Time-Series Momentum / Reproducible Research / Execution Realism

Time-Series Momentum: A Reproducible Audit from Specification to Integer Contracts

Research completed / in-sample audit

Can an individual investor improve on holding an equity index without giving it up? This audit answers with a volatility-targeted time-series-momentum overlay and measures what the descent from specification to order ticket actually costs — layer by layer, with every number injected from the repository and every failure disclosed.

Full materials

Paper (PDF) Slides (PDF)

Research Question

Can an individual investor systematically improve on holding an equity index — without abandoning the index position? Most retail attempts to beat the index fail at one of three gates: the strategy is overfit; the strategy is real but the chosen instrument leaks the edge through costs; or both are fine and the account is simply too small to hold the prescribed positions in integer contracts. The literature covers the first gate extensively, the second occasionally, and the third almost never. This project walks all three — on one strategy (a volatility-targeted time-series-momentum overlay), with one audit chain.
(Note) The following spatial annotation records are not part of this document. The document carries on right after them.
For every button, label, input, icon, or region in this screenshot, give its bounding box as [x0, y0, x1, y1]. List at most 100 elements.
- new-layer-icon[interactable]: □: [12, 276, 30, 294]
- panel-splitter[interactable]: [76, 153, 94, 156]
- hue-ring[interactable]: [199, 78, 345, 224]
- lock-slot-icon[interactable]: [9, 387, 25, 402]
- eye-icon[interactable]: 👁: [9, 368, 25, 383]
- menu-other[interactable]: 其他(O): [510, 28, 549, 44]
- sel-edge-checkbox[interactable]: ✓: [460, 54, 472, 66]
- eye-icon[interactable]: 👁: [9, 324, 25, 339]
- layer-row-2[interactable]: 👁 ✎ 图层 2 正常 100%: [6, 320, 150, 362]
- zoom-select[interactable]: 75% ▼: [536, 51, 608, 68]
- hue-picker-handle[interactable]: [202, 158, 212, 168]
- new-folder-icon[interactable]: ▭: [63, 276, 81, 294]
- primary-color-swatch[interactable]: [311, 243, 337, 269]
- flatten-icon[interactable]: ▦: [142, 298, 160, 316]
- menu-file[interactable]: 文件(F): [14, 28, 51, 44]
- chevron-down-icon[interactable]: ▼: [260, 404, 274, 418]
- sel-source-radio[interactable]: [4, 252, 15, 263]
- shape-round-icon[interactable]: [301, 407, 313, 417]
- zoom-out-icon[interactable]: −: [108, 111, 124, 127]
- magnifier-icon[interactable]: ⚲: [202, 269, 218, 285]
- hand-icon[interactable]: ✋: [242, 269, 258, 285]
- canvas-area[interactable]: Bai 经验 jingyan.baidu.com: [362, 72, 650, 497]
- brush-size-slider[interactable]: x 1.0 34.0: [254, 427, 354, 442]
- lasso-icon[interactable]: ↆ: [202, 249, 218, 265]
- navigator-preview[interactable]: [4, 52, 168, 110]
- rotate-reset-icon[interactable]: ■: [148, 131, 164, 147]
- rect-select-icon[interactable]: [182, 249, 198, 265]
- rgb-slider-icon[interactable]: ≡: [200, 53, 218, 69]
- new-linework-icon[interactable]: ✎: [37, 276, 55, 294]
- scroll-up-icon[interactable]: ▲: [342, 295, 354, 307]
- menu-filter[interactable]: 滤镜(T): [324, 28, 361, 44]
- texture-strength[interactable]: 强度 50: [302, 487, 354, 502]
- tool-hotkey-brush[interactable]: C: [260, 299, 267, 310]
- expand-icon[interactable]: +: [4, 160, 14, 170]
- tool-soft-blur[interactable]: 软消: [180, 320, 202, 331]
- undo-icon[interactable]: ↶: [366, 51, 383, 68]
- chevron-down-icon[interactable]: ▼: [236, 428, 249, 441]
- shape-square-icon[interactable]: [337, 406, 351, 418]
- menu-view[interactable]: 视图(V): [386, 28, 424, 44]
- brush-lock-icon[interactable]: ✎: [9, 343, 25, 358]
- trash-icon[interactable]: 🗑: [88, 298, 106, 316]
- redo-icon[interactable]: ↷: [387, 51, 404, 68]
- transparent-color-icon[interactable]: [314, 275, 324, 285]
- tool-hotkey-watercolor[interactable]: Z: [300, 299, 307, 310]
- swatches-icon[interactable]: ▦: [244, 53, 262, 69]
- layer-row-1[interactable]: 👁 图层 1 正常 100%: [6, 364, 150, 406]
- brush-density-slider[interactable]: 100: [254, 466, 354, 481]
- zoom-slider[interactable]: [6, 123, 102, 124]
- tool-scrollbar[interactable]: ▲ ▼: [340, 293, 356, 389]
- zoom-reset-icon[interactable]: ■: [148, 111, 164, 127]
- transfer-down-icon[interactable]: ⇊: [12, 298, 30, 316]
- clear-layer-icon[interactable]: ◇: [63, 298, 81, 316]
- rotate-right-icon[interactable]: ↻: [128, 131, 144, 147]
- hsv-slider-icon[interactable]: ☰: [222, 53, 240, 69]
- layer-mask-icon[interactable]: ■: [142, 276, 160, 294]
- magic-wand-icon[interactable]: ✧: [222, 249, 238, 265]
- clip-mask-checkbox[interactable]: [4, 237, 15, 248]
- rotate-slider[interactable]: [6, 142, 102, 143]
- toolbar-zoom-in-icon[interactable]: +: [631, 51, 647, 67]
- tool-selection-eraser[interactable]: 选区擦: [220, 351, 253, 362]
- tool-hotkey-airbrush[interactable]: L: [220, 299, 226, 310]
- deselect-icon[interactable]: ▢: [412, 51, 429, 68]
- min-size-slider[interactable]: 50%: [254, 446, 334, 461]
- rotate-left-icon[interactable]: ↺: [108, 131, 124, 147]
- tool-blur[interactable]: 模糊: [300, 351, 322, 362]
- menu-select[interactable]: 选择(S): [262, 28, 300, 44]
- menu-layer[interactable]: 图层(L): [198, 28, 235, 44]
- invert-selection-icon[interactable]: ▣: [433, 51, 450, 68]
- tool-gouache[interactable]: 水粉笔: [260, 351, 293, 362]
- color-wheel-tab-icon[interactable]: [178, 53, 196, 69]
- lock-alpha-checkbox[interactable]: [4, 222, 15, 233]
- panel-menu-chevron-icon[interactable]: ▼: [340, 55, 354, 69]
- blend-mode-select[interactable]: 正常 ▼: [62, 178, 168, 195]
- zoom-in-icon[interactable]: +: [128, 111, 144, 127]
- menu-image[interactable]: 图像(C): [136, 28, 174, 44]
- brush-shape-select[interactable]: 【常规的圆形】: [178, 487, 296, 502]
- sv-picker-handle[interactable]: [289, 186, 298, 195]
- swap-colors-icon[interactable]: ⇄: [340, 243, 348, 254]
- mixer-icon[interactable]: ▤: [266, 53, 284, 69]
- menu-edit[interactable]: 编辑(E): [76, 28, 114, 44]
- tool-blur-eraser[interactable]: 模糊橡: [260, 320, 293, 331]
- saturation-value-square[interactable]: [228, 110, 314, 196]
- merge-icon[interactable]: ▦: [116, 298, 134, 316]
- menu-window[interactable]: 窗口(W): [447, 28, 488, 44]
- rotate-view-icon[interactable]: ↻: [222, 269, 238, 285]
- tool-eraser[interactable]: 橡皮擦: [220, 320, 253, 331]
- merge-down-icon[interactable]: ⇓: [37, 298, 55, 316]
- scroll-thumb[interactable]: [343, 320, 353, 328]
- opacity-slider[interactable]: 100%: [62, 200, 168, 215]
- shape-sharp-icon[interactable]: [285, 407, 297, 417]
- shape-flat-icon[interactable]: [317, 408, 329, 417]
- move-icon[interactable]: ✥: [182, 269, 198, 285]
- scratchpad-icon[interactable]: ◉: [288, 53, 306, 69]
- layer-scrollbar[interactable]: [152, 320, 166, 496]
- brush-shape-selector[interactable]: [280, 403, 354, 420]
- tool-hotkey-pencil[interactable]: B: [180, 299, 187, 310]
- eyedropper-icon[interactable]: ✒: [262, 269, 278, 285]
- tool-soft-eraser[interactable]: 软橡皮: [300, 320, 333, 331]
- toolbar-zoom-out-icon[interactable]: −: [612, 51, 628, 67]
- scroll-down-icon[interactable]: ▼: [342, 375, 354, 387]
Methodology — discipline first

Frozen specification. The signal definition, 3/6/12-month look-backs, a 60-day volatility window, a 10% per-asset volatility target, a 1.50 leverage cap, costs (10 bp one-way; 50 bp annual borrow on ETF shorts), and the single 2015-01-01 sample split were all frozen from literature priors before any estimation. The spec forbids re-optimization on this data.
Look-ahead prevention as a unit test. Not a claim — a test: artificially doubling all future returns must leave current signals bit-for-bit unchanged.
One source of truth. Every number in the paper is injected by the build system from the repository’s output files; the build fails on any undefined macro and reproduces byte-identically across runs.

Results — friction, layer by layer

The same strategy is measured at three altitudes:

Strategy (ETF total-return data, 2003-08 → 2026-05, 274 months). The long/short sleeve nets an excess Sharpe of 0.57 (Newey–West t = 2.86, bootstrap 95% CI [0.19, 0.96]), with −0.04 correlation to SPY and gains in 6 of 6 crisis windows (GFC: +16.1% versus SPY −46.0%). The long-flat sleeve reaches 0.85. A 108-cell robustness grid is 100% positive (minimum Sharpe 0.36).
Instrument (CME futures). Futures replications track their ETF counterparts with strict-pair correlations of 0.90–0.97; a return-stacking overlay on a full SPY position improves risk-adjusted performance monotonically in the overlay multiple within the evaluated grid.
Execution (integer contracts at a representative $500K account). Annualized tracking error against the frozen model is 327 bp, of which only 110 bp is rounding and commissions; the larger 355 bp is instrument basis between micro contracts and their full-size parents. Tracking error, not alpha decay, is where the retail implementation story is decided.

Honest disclosures

All results are in-sample. Freezing parameters from literature priors removes one form of overfitting but is not out-of-sample validation. The strategy’s post-2015 softening is shown in full (the long/short Sharpe falls from 0.73 to 0.40 across the frozen split). Several pre-registered acceptance criteria FAILED and are reported as such. The project also reports its own mistakes as results: a 100× contract-value mis-scaling that was found, corrected, and re-run; two pre-registered predictions the data later falsified; and a cost-control incident in the data-acquisition pipeline. This is an internal research package and a candidate for controlled paper trading — it is not live-trading-ready, and nothing here is investment advice.

Takeaway

The descent from paper to order ticket cost real performance at every step — and measuring those steps, rather than asserting the top-line number, is the contribution. In systematic investing, the audit chain is the product.